Deep breaths, Steve, deep breaths.  In with the good air, out with the bad!

Have a pet peeve for Volume 4 (oh yes, there will be a volume 4!)?  Email me here.

Karson and Kennedy, MIX 104.1, Boston with 1000 Days of Playing Catch

When the driving force of your show is to be kind and highlight the positives of the audience, you position yourself as the opposite of the negativity most people see every day.  Karson and Kennedy, MIX 104.1, Boston are about real life, always looking for the good their listeners put in the universe.  Their Good Vibe Tribe feature was developed to do just that.  In this installment, Karson’s pastor comes on with the story of his commitment to play catch with one of his kids.  Started years ago, he’s here to celebrate 1000 consecutive days of doing just that.  Both the feature and feeling they want listeners to experience when they hear the show are your takeaways here.

The Yard Sale of the Week

Lots of people have Saturday yard sales over the summer, selling the stuff they no longer need.  Normally a homeowner advertises this by tacking notices on telephone poles in the neighborhood.  What would it be like if, each Friday for the next few months, you let on someone who’s having a yard sale so they can promote it on your show?  Making this small thing big on your program could be very homey and quite endearing.

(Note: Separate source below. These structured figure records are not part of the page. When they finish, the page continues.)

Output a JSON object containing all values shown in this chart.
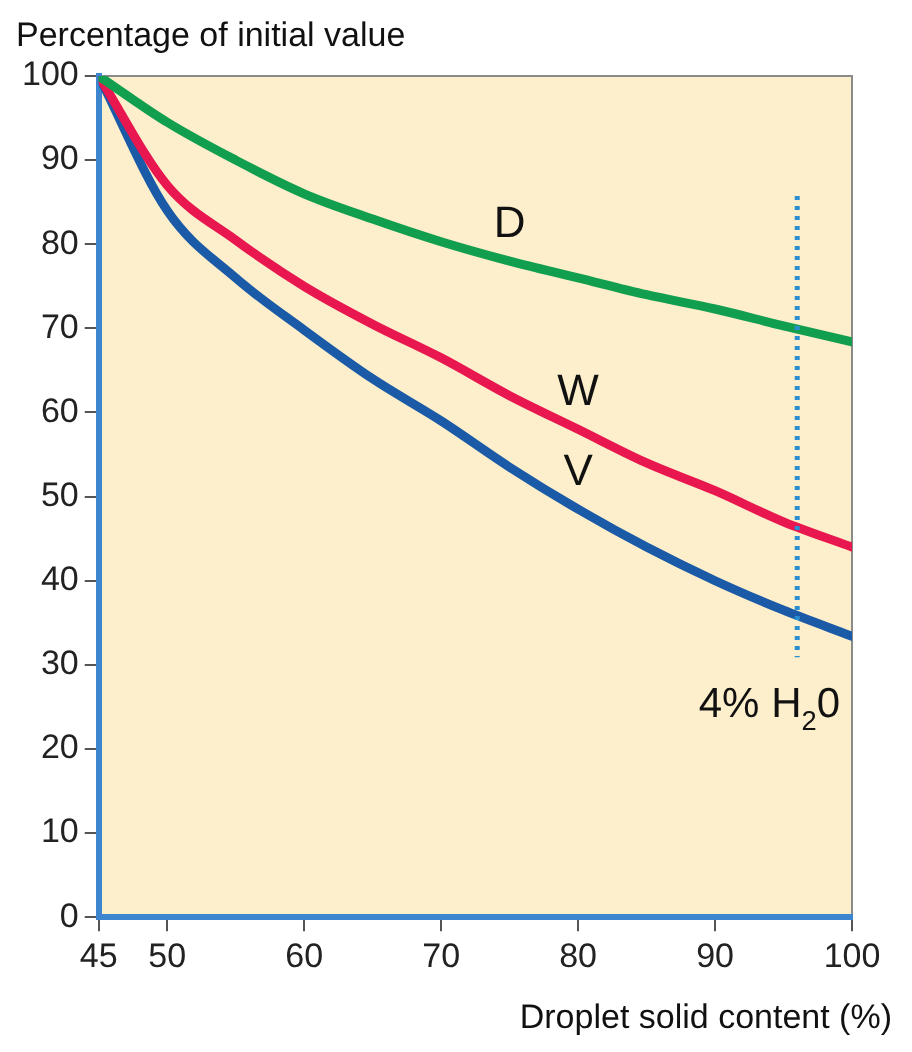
{
  "chart_data": {
    "type": "line",
    "ylabel": "Percentage of initial value",
    "xlabel": "Droplet solid content (%)",
    "x": [
      45,
      50,
      55,
      60,
      65,
      70,
      75,
      80,
      85,
      90,
      95,
      100
    ],
    "series": [
      {
        "name": "D",
        "color": "#119e4f",
        "values": [
          100,
          94.5,
          90,
          86,
          83,
          80.3,
          78,
          76,
          74,
          72.3,
          70.3,
          68.4
        ]
      },
      {
        "name": "W",
        "color": "#e8174f",
        "values": [
          100,
          87,
          80.5,
          75,
          70.5,
          66.5,
          62,
          58,
          54,
          50.7,
          47,
          44
        ]
      },
      {
        "name": "V",
        "color": "#1b5aa6",
        "values": [
          100,
          84,
          76,
          69.8,
          64,
          59,
          53.5,
          48.5,
          44,
          40,
          36.5,
          33.4
        ]
      }
    ],
    "xlim": [
      45,
      100
    ],
    "xticks": [
      45,
      50,
      60,
      70,
      80,
      90,
      100
    ],
    "ylim": [
      0,
      100
    ],
    "yticks": [
      0,
      10,
      20,
      30,
      40,
      50,
      60,
      70,
      80,
      90,
      100
    ],
    "ref_lines": [
      {
        "axis": "x",
        "value": 96,
        "label": "4% H$_{2}$0",
        "color": "#2a8fd0",
        "line_style": "dotted"
      }
    ],
    "grid": false,
    "legend": false,
    "marker": "none",
    "line_style": "solid"
  }
}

Anna and Raven, Star 99.9, Bridgeport, CT with the Courtroom Sketch Artist

What do you know?  What do you wonder?  Two critical questions in the prep process that define who you are and create your connection to a topic.  It’s much harder to do a great radio show if you don’t have any curiosity to the topics of the day.  In their prep, Anna and Raven, Star 99.9, Bridgeport, CT (and syndicated) knew they had to be all over the Diddy trial – it’s a Hot Topic and requires addressing.  How to do that, though?  It’s salacious testimony, but you can’t rely on just that.  As they jumped down the rabbit hole, they saw lots of pictures from the trial as done by a courtroom sketch artist.  They wondered what that was like.  So they found one and he shared some insight, making for a fascinating conversation around a big topic as done from their curiosity.